Zu den bekanntesten Anwendungen der Hydrotherapie gehört die Wasseranwendung nach Sebastian Kneipp, dem Pfarrer aus Bad Wörishofen, der am 17. Mai 1821 in Ottobeuren geboren und am 17. Juni 1897 im Dominikanerinnen-Kloster in Wörishofen gestorben ist. Der „Wasserdoktor“, der mit seinen Wasseranwendungen weltbekannt wurde. Er nutzte das Wasser als Temperaturträger für kalte und warme Anwendungen.

 

Sebastian Kneipp gilt aber nicht Erfinder der Wassertherapie. Die erstmalige Anwendung der Hydrotherapie wird dem schlesischen Bauernsohn, Vinzenz Prißnitz (1799-1851), zugeordnet. Bald darauf wurde von dem Internisten Winternitz die Hydrotherapie mit seinen verschiedenen Temperaturen und Aggregatszuständen zu prophylaktischen und therapeutischen Zwecken in der Medizin salonfähig gemacht.

 

Sebastian Kneipp, an Tuberkulose erkrankt, übersiedelte als todkranker Student im Sommer 1849 nach München, um sich an der Universität München für den Studiengang „Philosophie“ einzuschreiben. In der Staatsbibliothek fand Kneipp seinen Lebensretter in Form eines Büch­leins von Dr. Siegmund Hahn mit dem Titel:

Unterricht von Kraft und Wirkung des frischen Wassers in den Leibern der Menschen, be­son­ders der Kranken bei dessen innerlichen und äußerlichen Gebrauch, welchen aus deu­t­lichen durch die Erfindung bestätigten Vernunft-Gründen erheilet.

Johannes Hahn, Phil. Medic Doktor und Practicus in Schlesien“

 

Kneipp nach seiner Heilung: „Durch die Hilfe des Wassers lebe ich noch“. Sebastian Kneipp wird nach zahlreichen Heilerfolgen weltberühmt und wurde sogar nach Rom beordert, um Papst Leo XIII zu heilen, der unter Schlaflosigkeit litt. Kneipp verfasste zahlreiche Bücher u.a. „Meine Wasserkur“, „So sollt ihr Leben“, „Mein Testament“, … Wasseranwendungen bzw. Hydrotherapie, finden auch in der modernen Medizin immer mehr Anklang. Zahlreiche neue wissenschaftliche Arbeiten bestätigen die Wirkung der Wasseranwendungen.

 

Kneippsche Güsse, Waschungen und Wickel erfahren eine Renaissance in der Medizin; nicht zuletzt dadurch, dass die moderne Medizin davon Abstand nimmt, bei jeder kleinen Erkältung mit der chemischen Keule zu antworten.

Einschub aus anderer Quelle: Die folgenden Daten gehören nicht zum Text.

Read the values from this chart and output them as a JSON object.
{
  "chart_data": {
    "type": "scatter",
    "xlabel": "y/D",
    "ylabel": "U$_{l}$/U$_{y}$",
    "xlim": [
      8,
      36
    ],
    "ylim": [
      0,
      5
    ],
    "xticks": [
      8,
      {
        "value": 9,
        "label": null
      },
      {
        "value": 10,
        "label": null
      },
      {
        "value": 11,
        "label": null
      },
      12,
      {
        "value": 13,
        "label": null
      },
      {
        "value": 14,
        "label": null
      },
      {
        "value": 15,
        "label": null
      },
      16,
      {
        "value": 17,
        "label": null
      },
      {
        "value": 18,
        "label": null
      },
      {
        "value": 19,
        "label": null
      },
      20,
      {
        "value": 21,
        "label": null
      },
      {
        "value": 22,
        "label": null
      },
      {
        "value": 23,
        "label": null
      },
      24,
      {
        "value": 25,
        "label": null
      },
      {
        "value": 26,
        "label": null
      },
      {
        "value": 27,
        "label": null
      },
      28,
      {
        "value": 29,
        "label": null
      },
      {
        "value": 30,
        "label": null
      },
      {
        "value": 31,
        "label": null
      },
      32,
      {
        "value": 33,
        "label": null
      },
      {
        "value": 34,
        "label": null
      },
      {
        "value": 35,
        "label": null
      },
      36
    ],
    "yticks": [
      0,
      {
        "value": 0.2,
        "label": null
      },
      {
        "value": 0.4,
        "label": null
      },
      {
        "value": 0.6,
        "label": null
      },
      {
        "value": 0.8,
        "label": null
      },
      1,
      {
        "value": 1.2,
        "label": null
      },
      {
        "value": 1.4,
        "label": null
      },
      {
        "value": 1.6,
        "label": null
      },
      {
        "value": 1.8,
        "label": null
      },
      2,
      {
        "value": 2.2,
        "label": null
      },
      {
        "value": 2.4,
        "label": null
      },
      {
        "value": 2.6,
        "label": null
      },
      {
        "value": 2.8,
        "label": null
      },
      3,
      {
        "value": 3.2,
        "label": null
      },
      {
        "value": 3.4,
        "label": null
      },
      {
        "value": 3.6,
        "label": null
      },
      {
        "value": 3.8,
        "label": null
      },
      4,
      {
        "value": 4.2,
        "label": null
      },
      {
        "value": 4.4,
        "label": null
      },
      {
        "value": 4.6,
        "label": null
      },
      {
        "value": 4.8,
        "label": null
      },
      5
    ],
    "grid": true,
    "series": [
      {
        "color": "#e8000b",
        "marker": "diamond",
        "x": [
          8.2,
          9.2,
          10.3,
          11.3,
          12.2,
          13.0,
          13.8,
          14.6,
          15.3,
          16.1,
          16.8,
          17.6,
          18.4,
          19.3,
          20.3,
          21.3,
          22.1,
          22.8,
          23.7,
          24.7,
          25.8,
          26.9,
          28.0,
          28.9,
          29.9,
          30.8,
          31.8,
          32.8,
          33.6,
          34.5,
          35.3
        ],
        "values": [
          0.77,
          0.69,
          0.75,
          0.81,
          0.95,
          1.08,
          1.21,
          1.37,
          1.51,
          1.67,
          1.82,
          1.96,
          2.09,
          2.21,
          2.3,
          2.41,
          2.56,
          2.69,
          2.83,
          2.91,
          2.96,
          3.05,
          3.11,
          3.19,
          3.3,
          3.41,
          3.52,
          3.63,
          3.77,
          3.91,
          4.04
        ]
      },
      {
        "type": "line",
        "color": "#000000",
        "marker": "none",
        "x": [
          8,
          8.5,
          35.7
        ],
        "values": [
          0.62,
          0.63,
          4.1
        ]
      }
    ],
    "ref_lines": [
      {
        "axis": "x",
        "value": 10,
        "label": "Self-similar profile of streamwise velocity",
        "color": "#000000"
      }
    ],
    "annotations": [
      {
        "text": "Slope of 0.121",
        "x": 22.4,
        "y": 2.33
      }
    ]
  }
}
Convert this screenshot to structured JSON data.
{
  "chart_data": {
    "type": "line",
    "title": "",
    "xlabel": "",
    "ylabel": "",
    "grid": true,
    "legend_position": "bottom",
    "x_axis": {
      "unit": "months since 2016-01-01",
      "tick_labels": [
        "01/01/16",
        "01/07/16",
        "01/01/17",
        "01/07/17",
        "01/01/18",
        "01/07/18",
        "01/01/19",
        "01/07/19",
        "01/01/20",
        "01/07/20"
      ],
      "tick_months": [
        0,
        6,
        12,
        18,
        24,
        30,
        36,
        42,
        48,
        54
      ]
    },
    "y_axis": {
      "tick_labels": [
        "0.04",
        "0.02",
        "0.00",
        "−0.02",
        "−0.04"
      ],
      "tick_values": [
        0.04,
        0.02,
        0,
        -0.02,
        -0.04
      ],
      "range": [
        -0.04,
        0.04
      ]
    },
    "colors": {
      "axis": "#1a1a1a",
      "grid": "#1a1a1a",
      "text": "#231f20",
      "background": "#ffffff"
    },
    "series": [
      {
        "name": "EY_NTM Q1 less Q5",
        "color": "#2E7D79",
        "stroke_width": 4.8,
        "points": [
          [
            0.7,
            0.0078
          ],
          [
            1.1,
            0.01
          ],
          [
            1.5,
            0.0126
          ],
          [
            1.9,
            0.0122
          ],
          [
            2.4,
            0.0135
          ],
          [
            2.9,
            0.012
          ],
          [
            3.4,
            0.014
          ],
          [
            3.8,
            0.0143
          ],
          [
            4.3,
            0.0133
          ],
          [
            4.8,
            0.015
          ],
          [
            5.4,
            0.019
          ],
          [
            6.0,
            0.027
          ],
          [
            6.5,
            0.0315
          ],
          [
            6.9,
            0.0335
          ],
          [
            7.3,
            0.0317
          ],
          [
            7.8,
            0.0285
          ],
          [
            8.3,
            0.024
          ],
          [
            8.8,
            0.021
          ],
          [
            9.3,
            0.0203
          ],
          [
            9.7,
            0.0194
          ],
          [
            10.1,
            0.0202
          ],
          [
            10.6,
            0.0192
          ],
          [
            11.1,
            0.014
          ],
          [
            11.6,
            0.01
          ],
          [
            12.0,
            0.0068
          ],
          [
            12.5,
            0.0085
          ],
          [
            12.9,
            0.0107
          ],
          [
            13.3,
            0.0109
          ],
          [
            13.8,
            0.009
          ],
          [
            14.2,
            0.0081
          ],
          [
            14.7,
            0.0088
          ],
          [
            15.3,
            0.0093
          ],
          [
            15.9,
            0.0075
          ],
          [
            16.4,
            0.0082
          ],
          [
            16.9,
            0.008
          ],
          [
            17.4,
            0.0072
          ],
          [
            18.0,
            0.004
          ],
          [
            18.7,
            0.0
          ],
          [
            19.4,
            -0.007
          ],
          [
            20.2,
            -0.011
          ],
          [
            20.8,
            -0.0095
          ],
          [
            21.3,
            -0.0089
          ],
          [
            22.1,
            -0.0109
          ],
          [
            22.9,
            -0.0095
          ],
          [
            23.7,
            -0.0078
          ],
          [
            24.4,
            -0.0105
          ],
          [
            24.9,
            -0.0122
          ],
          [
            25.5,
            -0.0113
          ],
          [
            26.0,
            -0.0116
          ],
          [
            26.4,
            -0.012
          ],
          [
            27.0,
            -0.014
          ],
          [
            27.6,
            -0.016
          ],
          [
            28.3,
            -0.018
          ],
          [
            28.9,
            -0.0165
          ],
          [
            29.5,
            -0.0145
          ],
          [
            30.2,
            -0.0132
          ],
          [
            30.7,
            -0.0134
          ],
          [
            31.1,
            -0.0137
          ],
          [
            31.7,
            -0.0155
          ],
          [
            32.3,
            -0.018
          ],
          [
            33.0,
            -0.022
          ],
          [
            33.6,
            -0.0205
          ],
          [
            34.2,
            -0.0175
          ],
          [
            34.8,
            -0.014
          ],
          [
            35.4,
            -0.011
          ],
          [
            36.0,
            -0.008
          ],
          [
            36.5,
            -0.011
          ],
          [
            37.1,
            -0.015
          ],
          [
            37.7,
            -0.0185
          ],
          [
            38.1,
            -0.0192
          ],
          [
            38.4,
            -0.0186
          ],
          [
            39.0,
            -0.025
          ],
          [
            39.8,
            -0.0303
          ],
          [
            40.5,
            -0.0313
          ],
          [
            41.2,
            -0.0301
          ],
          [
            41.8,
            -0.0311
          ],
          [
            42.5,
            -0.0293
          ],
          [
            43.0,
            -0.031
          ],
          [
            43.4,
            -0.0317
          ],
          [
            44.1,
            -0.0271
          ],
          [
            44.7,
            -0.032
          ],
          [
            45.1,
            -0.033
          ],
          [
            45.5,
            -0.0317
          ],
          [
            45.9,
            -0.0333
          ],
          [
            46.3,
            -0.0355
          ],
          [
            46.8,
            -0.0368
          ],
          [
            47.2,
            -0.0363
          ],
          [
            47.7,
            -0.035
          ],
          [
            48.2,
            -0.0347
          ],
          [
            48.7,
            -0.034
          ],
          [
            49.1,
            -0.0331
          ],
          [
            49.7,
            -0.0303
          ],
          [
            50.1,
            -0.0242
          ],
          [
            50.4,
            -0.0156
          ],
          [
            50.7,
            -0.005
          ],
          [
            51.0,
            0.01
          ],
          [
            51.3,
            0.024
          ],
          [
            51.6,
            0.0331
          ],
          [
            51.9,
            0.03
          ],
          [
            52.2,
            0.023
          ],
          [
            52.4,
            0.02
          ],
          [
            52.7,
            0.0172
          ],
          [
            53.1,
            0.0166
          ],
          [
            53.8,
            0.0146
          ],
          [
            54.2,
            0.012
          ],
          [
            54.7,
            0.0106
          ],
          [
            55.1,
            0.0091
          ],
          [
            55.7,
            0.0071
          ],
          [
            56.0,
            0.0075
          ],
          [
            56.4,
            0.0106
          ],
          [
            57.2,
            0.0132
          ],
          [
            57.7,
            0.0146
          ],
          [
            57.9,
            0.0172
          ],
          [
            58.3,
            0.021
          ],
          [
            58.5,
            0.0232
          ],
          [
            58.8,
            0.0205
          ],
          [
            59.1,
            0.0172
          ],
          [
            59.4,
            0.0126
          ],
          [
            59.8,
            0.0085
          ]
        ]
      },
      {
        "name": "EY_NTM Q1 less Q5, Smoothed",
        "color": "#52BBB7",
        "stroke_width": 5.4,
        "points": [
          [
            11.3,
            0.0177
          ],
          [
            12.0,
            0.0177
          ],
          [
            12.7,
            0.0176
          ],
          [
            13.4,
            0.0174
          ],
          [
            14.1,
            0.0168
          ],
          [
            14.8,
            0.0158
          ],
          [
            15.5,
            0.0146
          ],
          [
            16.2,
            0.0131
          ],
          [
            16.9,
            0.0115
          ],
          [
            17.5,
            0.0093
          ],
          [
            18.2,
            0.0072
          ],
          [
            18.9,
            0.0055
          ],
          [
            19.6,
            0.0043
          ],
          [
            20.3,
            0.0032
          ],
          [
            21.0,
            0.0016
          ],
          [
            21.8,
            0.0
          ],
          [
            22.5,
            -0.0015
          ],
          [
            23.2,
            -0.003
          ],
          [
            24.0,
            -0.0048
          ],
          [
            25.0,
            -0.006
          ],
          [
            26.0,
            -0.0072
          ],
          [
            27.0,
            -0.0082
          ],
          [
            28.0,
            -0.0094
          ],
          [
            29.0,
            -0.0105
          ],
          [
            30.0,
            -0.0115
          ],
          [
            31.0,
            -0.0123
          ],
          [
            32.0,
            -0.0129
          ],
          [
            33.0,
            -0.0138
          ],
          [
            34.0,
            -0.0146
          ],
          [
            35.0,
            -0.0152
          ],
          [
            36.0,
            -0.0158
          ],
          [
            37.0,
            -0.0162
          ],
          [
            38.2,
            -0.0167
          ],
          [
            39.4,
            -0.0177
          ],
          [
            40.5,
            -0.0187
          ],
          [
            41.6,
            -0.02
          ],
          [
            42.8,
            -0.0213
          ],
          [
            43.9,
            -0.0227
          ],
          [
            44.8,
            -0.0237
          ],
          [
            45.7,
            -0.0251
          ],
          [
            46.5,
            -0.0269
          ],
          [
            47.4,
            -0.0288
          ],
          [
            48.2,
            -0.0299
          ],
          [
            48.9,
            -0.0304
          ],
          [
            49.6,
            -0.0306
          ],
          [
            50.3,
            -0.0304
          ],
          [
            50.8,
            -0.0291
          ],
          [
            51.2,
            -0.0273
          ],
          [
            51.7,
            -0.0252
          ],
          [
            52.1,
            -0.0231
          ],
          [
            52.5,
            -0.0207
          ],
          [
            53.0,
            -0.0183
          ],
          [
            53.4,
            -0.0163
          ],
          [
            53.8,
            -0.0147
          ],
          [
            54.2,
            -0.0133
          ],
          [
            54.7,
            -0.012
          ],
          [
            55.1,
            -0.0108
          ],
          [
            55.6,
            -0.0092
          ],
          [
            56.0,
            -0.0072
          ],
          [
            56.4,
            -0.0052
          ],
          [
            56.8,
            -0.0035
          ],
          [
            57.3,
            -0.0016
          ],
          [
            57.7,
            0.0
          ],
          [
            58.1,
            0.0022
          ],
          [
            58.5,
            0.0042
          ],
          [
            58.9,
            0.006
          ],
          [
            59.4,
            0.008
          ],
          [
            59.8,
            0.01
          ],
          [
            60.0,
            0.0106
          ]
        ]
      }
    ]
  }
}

Auch zahlreiche Projekte die der Prävention, also der Vorbeugung dienen, wie Kneipp in Kindertagesstätten, Kneipp macht Schule, Kneipp in Senioreneinrichtungen werden vielerorts sehr gut angenommen und zeigen deutliche Erfolge.

Der Kneipp-Bund Bad Wörishofen gab diesbezüglich im Laufe der Jahre schon mehrfach Informationsmaterial an Senioreneinrichtungen, Schulämter und Kindergärten.

In Freising fand man im BRK-Kindergarten „PRINZENPARK“ ein offenes Ohr dafür und arbeitet derzeit an der Zertifizierung zum Kneipp-Kindergarten.

 

„Lernt das Wasser richtig kennen

Und es wird euch ein verlässlicher Freund sein“.

(Sebastian Kneipp)

 

Bereits im Dezember 1980 konnte der Kneipp-Verein Freising e.V. im Gesundheitszentrum „Kneippgarten“ unter anderem eine öffentliche Kneipp-Anlage zum Wassertreten und Arm­baden der Freisinger Öffentlichkeit anbieten. Leider ist der Betrieb aus Kosten­gründen nicht durchgehend möglich, da zur Beschickung der Anlage nur das Lebensmittel Trinkwasser zur Verfügung steht.

 

Am 9. Juli 2011 wurde die vom Kneipp-Verein erbaute und auch finanzierte Kneipp-Anlage in der Schleifer-Moosach beim Rosengarten der Öffentlichkeit übergeben.

Die Anlage wird von der Freisinger Bevölkerung mittlerweile geschätzt und viel genutzt.

  • Kneipp_Moosach1

 

„Das Wassertreten“ – der ideale Fittmacher im Vorbeigehen

(nicht für Nieren- und Blasenerkrankte)

Wirkung:

  • Stärkung des Immunsystems (Abhärtung)
  • Förderung des Venösen Rückflusses
  • Hilfe bei müden Beinen
  • Stoffwechselanregung
  • Hilfe bei Kopfschmerzen
  • Hilfe bei zu hohem Blutdruck
  • Beruhigungs- und Einschlafhilfe
  • Abhilfe bei Fußschweiß

Durchführung:

Bitte beachten Sie die auf dem vor der Wassertretanlage aufgestellten Hinweisschild aufgeführten Punke zur richtigen Anwendung.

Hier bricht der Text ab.